Landgericht Baden-Baden
Außenaufnahme des Landgerichts Baden-Baden mit einem Hinweisschild Landgericht, Amtsgericht und dem Landeswappen von Baden-Württemberg. Foto: Uli Deck/dpa/Bildarchiv © Uli Deck

Baden-Baden (dpa/lsw) - Weil sie in großem Stil im sogenannten Darknet Drogen verkauft haben, hat das Landgericht Baden-Baden teils hohe Strafen gegen drei Männer aus dem Raum Rastatt verhängt. Den Haupttäter verurteilte es zu sechs Jahren und acht Monaten, einen Komplizen zu zwei Jahren und neun Monaten. Nur gegen einen Helfer sprach es am Freitag eine Bewährungsstrafe von einem Jahr aus. Die Staatsanwaltschaft hatte jeweils höhere, die Verteidigung niedrigere Strafen gefordert. Strafmildernd bewertete das Gericht Geständnisse, auch wenn einige erst spät kamen. Das Urteil ist nicht rechtskräftig.

Wegen 221 Straftaten mit mehr als 2800 Einzelverkäufen von Rauschgift hatte die Staatsanwaltschaft die Beschuldigten angeklagt. Sie hätten mit rund 40 Kilogramm Marihuana und etwa 2,7 Kilogramm Kokain gehandelt. Auch Crack, Opium und die Partydroge MDMA vertrieben sie demnach. Die Hauptangeklagten waren zwei 29 und 27 Jahre alte Männer aus dem nördlichen Landkreis Rastatt. Der 57-jährige Vater eines Angeklagten stand als mutmaßlicher Gehilfe vor Gericht.

Auf ihre Spur gekommen waren die Behörden in Baden nach früheren Angaben der Staatsanwaltschaft durch eine Cybercrime-Ermittlungseinheit der niedersächsischen Polizei gegen Betreiber eines «Marktplatzes» im Darknet, einem versteckten Teil des Internets. Die Plattform sei wie eBay gewesen, sagte der Vorsitzende Richter bei der Urteilsverkündung.
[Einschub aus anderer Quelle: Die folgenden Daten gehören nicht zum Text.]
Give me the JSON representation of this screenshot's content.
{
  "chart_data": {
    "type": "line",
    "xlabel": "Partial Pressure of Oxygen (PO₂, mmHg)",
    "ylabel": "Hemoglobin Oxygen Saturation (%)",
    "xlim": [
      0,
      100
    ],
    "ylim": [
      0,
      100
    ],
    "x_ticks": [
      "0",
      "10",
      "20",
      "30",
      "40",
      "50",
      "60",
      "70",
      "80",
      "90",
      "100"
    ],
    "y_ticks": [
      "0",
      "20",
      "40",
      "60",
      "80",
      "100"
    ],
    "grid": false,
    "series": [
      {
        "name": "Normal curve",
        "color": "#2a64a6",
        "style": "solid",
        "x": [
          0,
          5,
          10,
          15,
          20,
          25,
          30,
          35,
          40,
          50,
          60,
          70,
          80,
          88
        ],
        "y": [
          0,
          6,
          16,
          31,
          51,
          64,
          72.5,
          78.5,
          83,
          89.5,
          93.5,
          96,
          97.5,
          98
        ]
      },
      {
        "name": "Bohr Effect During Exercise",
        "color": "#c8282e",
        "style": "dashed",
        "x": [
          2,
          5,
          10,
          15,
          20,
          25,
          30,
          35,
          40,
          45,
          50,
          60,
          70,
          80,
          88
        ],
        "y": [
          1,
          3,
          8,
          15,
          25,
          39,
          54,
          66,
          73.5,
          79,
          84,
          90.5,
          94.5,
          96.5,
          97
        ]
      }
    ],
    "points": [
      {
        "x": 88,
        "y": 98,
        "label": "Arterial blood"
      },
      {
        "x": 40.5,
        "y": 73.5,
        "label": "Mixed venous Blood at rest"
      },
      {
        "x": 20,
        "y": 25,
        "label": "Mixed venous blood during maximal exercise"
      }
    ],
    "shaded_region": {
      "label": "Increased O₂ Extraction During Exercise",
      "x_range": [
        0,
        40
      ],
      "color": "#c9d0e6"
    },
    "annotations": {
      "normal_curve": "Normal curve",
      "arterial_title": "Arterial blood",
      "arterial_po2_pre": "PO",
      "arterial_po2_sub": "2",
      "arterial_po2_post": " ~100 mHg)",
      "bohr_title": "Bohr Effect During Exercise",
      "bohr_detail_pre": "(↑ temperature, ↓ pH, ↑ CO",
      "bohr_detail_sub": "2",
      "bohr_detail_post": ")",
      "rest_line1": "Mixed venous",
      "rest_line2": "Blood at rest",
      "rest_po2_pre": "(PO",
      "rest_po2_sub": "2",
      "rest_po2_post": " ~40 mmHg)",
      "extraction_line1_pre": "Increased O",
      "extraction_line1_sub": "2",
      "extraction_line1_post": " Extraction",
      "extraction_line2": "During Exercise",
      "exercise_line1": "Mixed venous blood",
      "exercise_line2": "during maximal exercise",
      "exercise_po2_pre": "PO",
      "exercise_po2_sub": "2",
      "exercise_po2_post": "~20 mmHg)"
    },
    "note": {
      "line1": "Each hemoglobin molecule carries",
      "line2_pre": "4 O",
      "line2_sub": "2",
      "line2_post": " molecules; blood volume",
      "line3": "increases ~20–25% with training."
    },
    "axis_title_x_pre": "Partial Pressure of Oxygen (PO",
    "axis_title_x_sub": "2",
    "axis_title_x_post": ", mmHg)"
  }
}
Im Netz stießen die Fahnder auf eine Person, die unter mehreren Pseudonymen Rauschgift verkaufte.

Bei der Festnahme des Trios im März fanden die Fahnder laut Mitteilung neben einer Marihuana-Aufzuchtanlage und allerhand anderer Drogen Streckmittel, Unmengen von Verpackungs- und Versandmaterialien, Vakuumiermaschinen, Computer und Mobiltelefone, Feinwaagen und schriftliche Aufzeichnungen über Rauschgiftgeschäfte. Das beschlagnahmte Rauschgift habe einen Marktwert von mindestens 150 000 Euro gehabt. «Mehrere Lieferwagen waren erforderlich, um alle beschlagnahmten Gegenstände abzutransportieren.»

Mit dem Urteil ist der Komplex noch nicht abgeschlossen: Knapp 300 Käufer aus dem Inland haben die Ermittler den Angaben nach inzwischen identifiziert. Gegen sie seien Verfahren eingeleitet worden.